Search code examples
python-3.xplpython

PL/Python: trying to understand global dictionary


I am using pl/python3u in postgres. In that environment I have imported pandas and networkx. I have created a simple function that builds a graph from information in the tables and it works perfectly. I now want to create other functions that will work with the graph that I created.

The docs that seem to address want I want to do are here but I don't understand exactly what they are saying. They name two global dictionaries: SD and GD. My interpretation is that for say, my graph created by function_1 to be used/modified by another function it must be in GD. It is not clear to me if SD and GD are special to postgres pl/python and how to use them. What are good references/links to read to understand what these dictionaries are and how to use them?

Note 1: I've found this and this.
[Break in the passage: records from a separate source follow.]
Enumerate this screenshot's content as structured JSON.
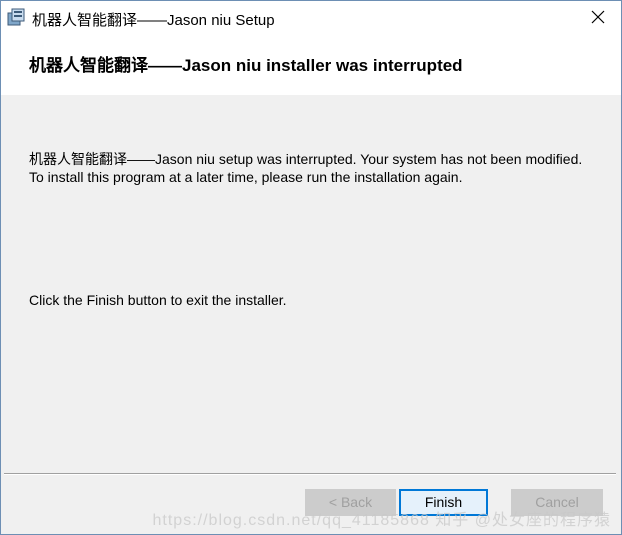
{
  "window": {
    "title": "机器人智能翻译——Jason niu Setup",
    "close_label": "×"
  },
  "header": {
    "heading": "机器人智能翻译——Jason niu installer was interrupted"
  },
  "body": {
    "message": "机器人智能翻译——Jason niu setup was interrupted. Your system has not been modified. To install this program at a later time, please run the installation again.",
    "instruction": "Click the Finish button to exit the installer."
  },
  "buttons": {
    "back_label": "< Back",
    "finish_label": "Finish",
    "cancel_label": "Cancel"
  },
  "watermark": {
    "text": "https://blog.csdn.net/qq_41185868  知乎 @处女座的程序猿"
  },
  "colors": {
    "accent": "#0078d7",
    "disabled": "#cccccc",
    "panel": "#f0f0f0"
  }
}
The former shows how to use GD but doesn't explain anything about it. The latter is talking about another database (Tanzu Greenplum) but looks like it might be relevant.
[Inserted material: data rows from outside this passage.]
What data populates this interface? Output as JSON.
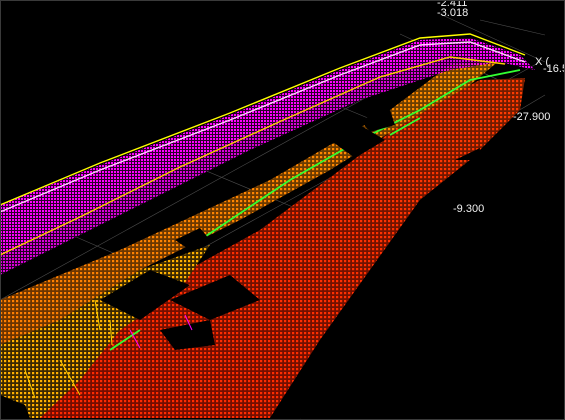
{
  "viewer": {
    "background": "#000000",
    "grid_color": "#8a8a8a",
    "point_colors": {
      "near": "#ff2a00",
      "mid": "#ff7a00",
      "far": "#ffd000",
      "high": "#ff00ff",
      "top": "#ffff00",
      "edge": "#32ff32"
    },
    "axis_labels": {
      "top_value": "-2.411",
      "top_value2": "-3.018",
      "corner_x": "X (",
      "corner_value": "-16.5",
      "right_value": "-27.900",
      "center_value": "-9.300"
    }
  }
}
Note 2: @FrankYellin's confirms my initial impressions on how to access/use the GD. So this is my view at this point: in the postgres environment there is a plpython environment and each function in the latter has its own execution environment. The SD is contained in the function execution environment, while the GD exists in the postgres (?) environment where the variables are accessible by all functions. It doesn't look like I have to explicitly declare a variable as global if I insert it in the GD. When a session ends all dictionaries disappear. Looks like this: enter image description here


Solution

  • My diagram is correct as verified in the postgres community slack. All the procedural language extensions have something similar basically a feature to hold global and function-specific variables.

    Additionally, plpython3u function calls are calls to PyEval_EvalCode in Python. The downside to that is that there is no advantage taken of Postgres' ability to use one or more parallel worker processes.

    Finally, the function's return of data eg. 'class' object is limited as detailed here but I might be able to either convert class information to a string or use iterators/generators. Still unclear at this point.